The postwar computer industry remained agreeable to women, who played crucial roles as computer operators and programmers. IBM's "My Fair Ladies" recruitment campaign specifically targeted women with the promise of meaningful labor in a burgeoning industry. Described by Janet Abbate (2012, 65), "IBM produced an elaborate recruitment brochure for college-educated women in 1957, entitled "My Fair Ladies" after the recent Broadway hit. It pictured several women (real employees, not models) who worked for IBM as programmers or researchers and promised, 'If you are attracted by the challenge of a highly important position that will make full use of your talents and aptitudes…you'll like IBM.'" Abbate goes on to point out that women were often recruited based on the promise that computer work resembled traditionally "feminine" pursuits "such as knitting, music and cooking, thus casting women's participation in computing as natural and desirable." She suggests that this framing of women's work in the computer industry may have been complicit in socially normative strategies within the industry to preserve the perception of higher-level technical competence as a primarily masculine domain, even as this perception was actively belied by the large number of women serving as high-level programmers on major projects including IBM's SAGE air-defense system.

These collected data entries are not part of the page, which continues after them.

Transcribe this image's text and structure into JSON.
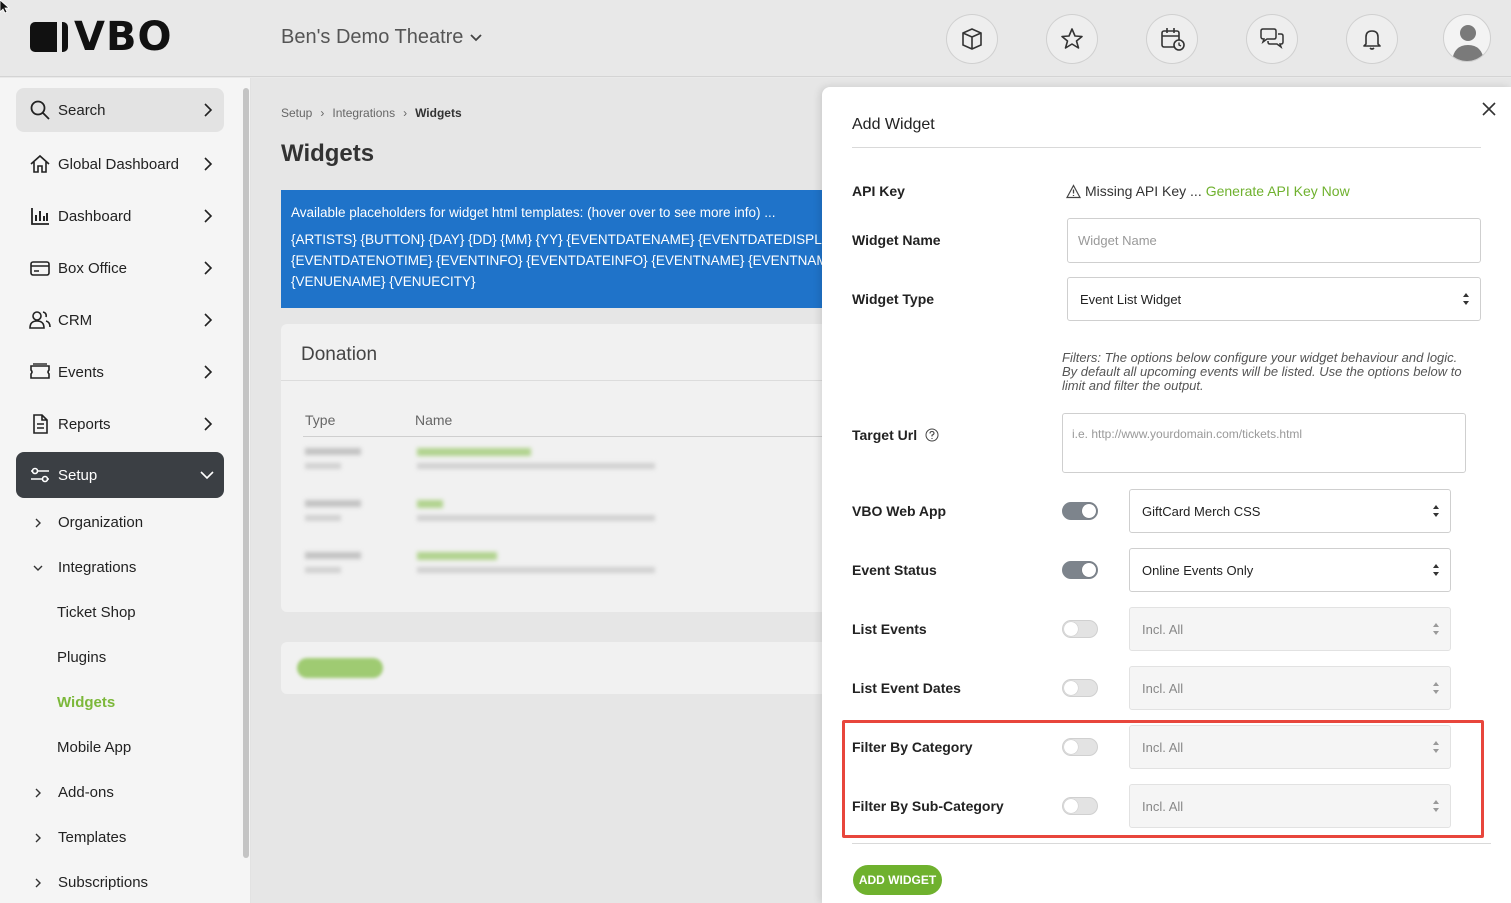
{
  "brand": {
    "logo_text": "VBO"
  },
  "header": {
    "venue_name": "Ben's Demo Theatre",
    "icons": [
      "box-icon",
      "star-icon",
      "calendar-clock-icon",
      "chat-icon",
      "bell-icon"
    ]
  },
  "sidebar": {
    "items": [
      {
        "label": "Search",
        "icon": "search-icon"
      },
      {
        "label": "Global Dashboard",
        "icon": "home-icon"
      },
      {
        "label": "Dashboard",
        "icon": "bar-chart-icon"
      },
      {
        "label": "Box Office",
        "icon": "card-icon"
      },
      {
        "label": "CRM",
        "icon": "users-icon"
      },
      {
        "label": "Events",
        "icon": "ticket-icon"
      },
      {
        "label": "Reports",
        "icon": "document-icon"
      },
      {
        "label": "Setup",
        "icon": "sliders-icon"
      }
    ],
    "setup_children": {
      "organization": "Organization",
      "integrations": "Integrations",
      "integrations_children": [
        "Ticket Shop",
        "Plugins",
        "Widgets",
        "Mobile App"
      ],
      "add_ons": "Add-ons",
      "templates": "Templates",
      "subscriptions": "Subscriptions"
    }
  },
  "main": {
    "breadcrumb": [
      "Setup",
      "Integrations",
      "Widgets"
    ],
    "title": "Widgets",
    "info": {
      "line1": "Available placeholders for widget html templates: (hover over to see more info) ...",
      "line2": "{ARTISTS} {BUTTON} {DAY} {DD} {MM} {YY} {EVENTDATENAME} {EVENTDATEDISPLAY",
      "line3": "{EVENTDATENOTIME} {EVENTINFO} {EVENTDATEINFO} {EVENTNAME} {EVENTNAMEL",
      "line4": "{VENUENAME} {VENUECITY}"
    },
    "donation_card": {
      "title": "Donation",
      "columns": [
        "Type",
        "Name"
      ]
    }
  },
  "modal": {
    "title": "Add Widget",
    "api_key_label": "API Key",
    "api_key_missing": "Missing API Key ...",
    "api_key_link": "Generate API Key Now",
    "widget_name_label": "Widget Name",
    "widget_name_placeholder": "Widget Name",
    "widget_type_label": "Widget Type",
    "widget_type_value": "Event List Widget",
    "filters_note": "Filters: The options below configure your widget behaviour and logic. By default all upcoming events will be listed. Use the options below to limit and filter the output.",
    "target_url_label": "Target Url",
    "target_url_placeholder": "i.e. http://www.yourdomain.com/tickets.html",
    "rows": [
      {
        "label": "VBO Web App",
        "toggle": true,
        "value": "GiftCard Merch CSS"
      },
      {
        "label": "Event Status",
        "toggle": true,
        "value": "Online Events Only"
      },
      {
        "label": "List Events",
        "toggle": false,
        "value": "Incl. All"
      },
      {
        "label": "List Event Dates",
        "toggle": false,
        "value": "Incl. All"
      },
      {
        "label": "Filter By Category",
        "toggle": false,
        "value": "Incl. All"
      },
      {
        "label": "Filter By Sub-Category",
        "toggle": false,
        "value": "Incl. All"
      }
    ],
    "add_button": "ADD WIDGET"
  },
  "colors": {
    "accent_green": "#6fb12e",
    "info_blue": "#1f73c9",
    "highlight_red": "#e8463c",
    "setup_dark": "#3b3f44"
  }
}
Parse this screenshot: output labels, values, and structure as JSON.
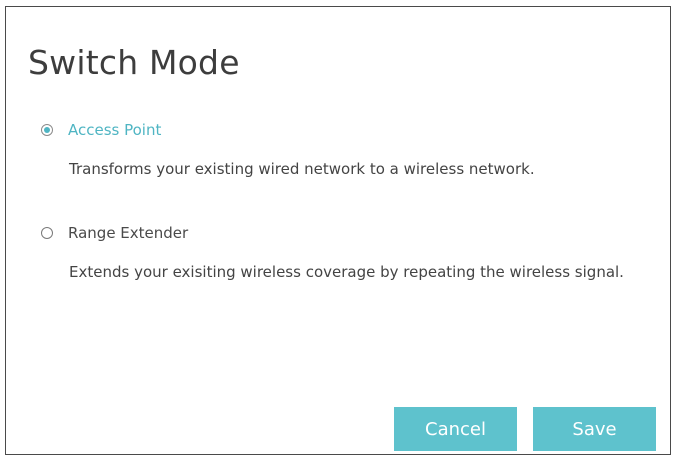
{
  "dialog": {
    "title": "Switch Mode",
    "options": [
      {
        "label": "Access Point",
        "description": "Transforms your existing wired network to a wireless network.",
        "selected": true
      },
      {
        "label": "Range Extender",
        "description": "Extends your exisiting wireless coverage by repeating the wireless signal.",
        "selected": false
      }
    ],
    "buttons": {
      "cancel_label": "Cancel",
      "save_label": "Save"
    }
  },
  "colors": {
    "accent": "#4fb5c3",
    "button": "#5ec2cd",
    "border": "#4a4a4a"
  }
}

So how was women's presence in the computer industry refracted by Hollywood during this era? Unlike the computer industries themselves, postwar Hollywood remained notoriously hostile to women who were not in front of the camera. Would the film and television industries be willing to portray women as capable and technologically adept without denigrating them as unfeminine, incompetent or undesirable? The answer, of course, is no. Nor could Hollywood bring itself to imagine computer technologies during this era as offering emancipatory potentials for racial and ethnic minorities, although they appeared occasionally in secondary roles as the hapless operators of computers in the process of going haywire. In Hollywood's eyes, the "priestly" class that worried Nelson and others remained a white, privileged male elite and the technologies it controlled served to reinscribe existing social hierarchies in its favor.